Post by: Jennifer72 on April 21, 2006, 07:59:34 PM
Thanks for your p.o.v. Steph. I share your feelings almost to a tee. Thanks to Melissa's thoughts and Stephanie's link to the wiki, I have just begun to accept my trasnsexuality. It has been only a few days, yet I am much happier now. I don't think that I have completely accepted myself yet, but am making progress. It is difficult especially now, for every time I look in the mirror I see myself, the woman, not the man. I can actually see myself as Jennifer (almost hallucinagenic quality). All of this has just kind of snowballed down on me in the last week. I don't know if this is what everybody else has experienced, but it seems soooo fast! Steph, I'm glad that you see that you have a choice. I think that we all do, it's just that when we have wives and children that makes it so much more difficult, in the end we have to do what makes us happy and whole.

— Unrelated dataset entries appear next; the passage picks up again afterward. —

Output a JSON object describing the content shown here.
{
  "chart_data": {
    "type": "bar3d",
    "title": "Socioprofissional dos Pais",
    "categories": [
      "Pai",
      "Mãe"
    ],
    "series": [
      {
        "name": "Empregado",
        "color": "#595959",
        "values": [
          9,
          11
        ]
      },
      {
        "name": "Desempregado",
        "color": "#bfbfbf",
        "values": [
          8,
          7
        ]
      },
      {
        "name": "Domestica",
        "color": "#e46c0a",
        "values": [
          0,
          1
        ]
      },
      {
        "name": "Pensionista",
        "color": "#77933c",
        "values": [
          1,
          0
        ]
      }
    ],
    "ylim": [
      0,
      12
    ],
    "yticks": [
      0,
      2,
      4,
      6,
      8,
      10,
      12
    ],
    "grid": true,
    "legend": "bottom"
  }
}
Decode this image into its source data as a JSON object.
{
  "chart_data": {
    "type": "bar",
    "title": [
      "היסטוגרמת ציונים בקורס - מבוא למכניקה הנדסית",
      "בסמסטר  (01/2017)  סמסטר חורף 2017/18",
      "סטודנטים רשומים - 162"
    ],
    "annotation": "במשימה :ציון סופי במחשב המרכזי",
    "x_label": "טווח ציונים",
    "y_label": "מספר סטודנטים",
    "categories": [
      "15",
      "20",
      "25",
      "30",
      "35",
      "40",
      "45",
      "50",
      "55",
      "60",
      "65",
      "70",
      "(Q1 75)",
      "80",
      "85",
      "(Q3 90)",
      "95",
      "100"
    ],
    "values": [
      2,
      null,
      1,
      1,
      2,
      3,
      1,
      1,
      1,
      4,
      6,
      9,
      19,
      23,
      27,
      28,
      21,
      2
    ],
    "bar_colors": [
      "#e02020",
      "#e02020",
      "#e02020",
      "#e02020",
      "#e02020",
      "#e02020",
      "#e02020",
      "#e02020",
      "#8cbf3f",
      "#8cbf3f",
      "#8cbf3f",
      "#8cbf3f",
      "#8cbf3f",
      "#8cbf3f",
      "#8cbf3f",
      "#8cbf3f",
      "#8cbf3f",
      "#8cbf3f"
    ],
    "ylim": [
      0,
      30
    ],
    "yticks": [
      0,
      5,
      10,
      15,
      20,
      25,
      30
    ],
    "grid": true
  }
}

I think that there are a lot of people who are not willing to face their choices and say that there is none. It may be, also that we may have choices that aren't in sight yet too. I'm not really sure. Just as I know that I will eventually have to tell my parents that I am TS. I don't like it, but if I want to be happy then I must tell them, if I don't then I'm sure that I'll never be happy. I am willing to do whatever it takes, no matter how hard the consiquences to be happy in my life. If you have that much love for your wife and kids, I would hope that it is reciprocated and that they will understand and love you no matter what. I know it isn't easy. I know how hard it is for me and I'm just at the tip of the iceburg.
Title: Re: Hi! I am new here.
Post by: Robyn on April 22, 2006, 06:36:58 PM
I'll add my welcome, too, Jennifer.

I think many of us were in denial at some point. 

I can trace my GID back to age 9 but, having been almost caught in my mother's clothes, I put it in deep denial.  For decades I thought I just had a lingerie fetish.

It was beginning to walk on a spiritual path coupled with joining the Internet generation that brought my breakthrough at age 58.  The "I'm a crossdresser" phase lasted two years.  I started counseling at age 60 to understand my strong urge to wear women's clothing.  After 4 months, the therapist said, "Robyn, I have good news and bad news."

"What's the good news, Doctor?"

"You're not a cross dresser."

"Hey, great.  Maybe I can save my marriage after all.  Um... What's the bad news?"

"You're a transsexual.  What are you going to do about it?"

The rest, as they say, is history.  Two years later, I had SRS, and I've been married to my husband for 6 years now.

Tomorrow night, we'll see my ex at a birthday party.

Life goes on.  Enjoy the journey, which doesn't end with transition.

Title: Re: Hi! I am new here.
Post by: Jennifer72 on April 22, 2006, 11:32:44 PM
Thanks for the welcome, Robyn! :) I have been able to remember down to about highschool age. I think that I was about 16 or 17. I never did go to my prom, but I do remember looking at all the pretty dresses and wishing that I was the one going to the prom in one of those lovely dresses. Heh, it's funny how I never really figured it out untill now. Deep denial, I suppose. I'm not afraid to transition, I was serious when I said that I will do whatever it takes to be happy! I almost forgot to say, thanks for your inspirational words Robyn. It does take a lot of courage to make the transition.